# No more computerisation, stresses Mulayam Singh Yadav



## azbokikr (Apr 14, 2009)

> *"Reiterating his party's election promise to curb the use of computers, Samajwadi Party chief Mulayam Singh Yadav said Monday, "Let us put an end to any further computerisation in this country".*


Read the whole story *here.*

While the whole world is looking to progress forward, our great politicians are trying to take our country back to the stone-age. 
Computers dont run on their own, people are needed to operate it. It does not take away people's jobs, it just requires people to be more skilled, so how about promising better education for a change?
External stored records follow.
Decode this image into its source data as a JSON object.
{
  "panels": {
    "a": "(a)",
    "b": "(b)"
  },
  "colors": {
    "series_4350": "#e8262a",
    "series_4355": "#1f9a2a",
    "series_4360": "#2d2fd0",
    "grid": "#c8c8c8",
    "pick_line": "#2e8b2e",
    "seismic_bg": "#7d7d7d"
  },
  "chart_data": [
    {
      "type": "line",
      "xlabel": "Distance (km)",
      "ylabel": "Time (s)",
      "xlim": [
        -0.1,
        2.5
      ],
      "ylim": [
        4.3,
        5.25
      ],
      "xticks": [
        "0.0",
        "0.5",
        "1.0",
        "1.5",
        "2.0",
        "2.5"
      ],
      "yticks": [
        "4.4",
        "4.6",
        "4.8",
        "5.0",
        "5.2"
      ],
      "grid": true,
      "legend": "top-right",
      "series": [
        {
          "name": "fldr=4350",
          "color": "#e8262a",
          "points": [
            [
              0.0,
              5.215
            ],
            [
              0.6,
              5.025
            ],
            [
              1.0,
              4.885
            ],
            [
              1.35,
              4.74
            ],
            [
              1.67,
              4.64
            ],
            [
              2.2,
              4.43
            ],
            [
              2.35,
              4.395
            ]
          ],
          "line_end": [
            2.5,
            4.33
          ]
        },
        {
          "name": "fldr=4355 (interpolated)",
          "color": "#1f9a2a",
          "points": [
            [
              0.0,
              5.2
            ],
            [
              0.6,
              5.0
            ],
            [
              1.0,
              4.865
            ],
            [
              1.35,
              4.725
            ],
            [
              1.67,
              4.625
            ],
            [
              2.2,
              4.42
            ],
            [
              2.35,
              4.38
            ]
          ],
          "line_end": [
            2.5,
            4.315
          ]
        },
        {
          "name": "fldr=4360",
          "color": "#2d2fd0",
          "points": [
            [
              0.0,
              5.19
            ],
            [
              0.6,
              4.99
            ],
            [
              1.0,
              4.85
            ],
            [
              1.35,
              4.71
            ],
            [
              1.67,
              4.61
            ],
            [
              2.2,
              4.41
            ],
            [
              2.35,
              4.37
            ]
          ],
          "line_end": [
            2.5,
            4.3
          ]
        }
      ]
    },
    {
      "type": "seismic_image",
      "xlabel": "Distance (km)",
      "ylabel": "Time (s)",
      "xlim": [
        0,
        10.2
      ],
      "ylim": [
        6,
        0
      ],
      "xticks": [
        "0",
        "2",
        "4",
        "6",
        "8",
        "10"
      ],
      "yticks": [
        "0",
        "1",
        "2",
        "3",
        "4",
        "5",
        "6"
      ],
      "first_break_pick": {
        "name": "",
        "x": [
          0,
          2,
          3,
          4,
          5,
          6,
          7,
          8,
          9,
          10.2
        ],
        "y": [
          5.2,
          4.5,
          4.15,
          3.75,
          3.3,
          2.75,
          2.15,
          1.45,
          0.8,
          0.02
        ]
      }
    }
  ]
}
With politicians like these, God bless India.


----------



## Kl@w-24 (Apr 14, 2009)

What an idiot.


----------



## DigitalDude (Apr 14, 2009)

*www.opaquelucidity.com/facepalm.jpg

*www.youtube.com/watch?v=qzjbV-yTomY

_


----------



## dheeraj_kumar (Apr 14, 2009)

Lol!!! facepalm sums it up


----------



## Sathish (Apr 14, 2009)

pl send the mulayamji to me....


----------



## mehra.rakesh (Apr 14, 2009)

What more can be expected of parties having lanterns and bullock carts as party symbols ....!!!!!!!! Bloody Dumb****s ....

Jaise UP ka haal kiya waise pure India ko banana chahte ho kyaa ?????


----------



## phreak0ut (Apr 16, 2009)

I'm not much into politics. Is this Samajwadi party part of any other? Please tell me so that I don't vote these kind of dumb fu(ks!!


----------



## NucleusKore (Apr 16, 2009)

Dumb and dumber


----------



## abhijit_reddevil (Apr 17, 2009)

This is really unbelievable in the 21st century.  Whom should you vote in the elections? Every political party is the same.


----------



## Kiran.dks (Apr 17, 2009)

Bullsh!t. Seems like this guy has taken a timetravel from Stone Age and not understanding where he has landed. Such comments by these politicians should not be given importance.


----------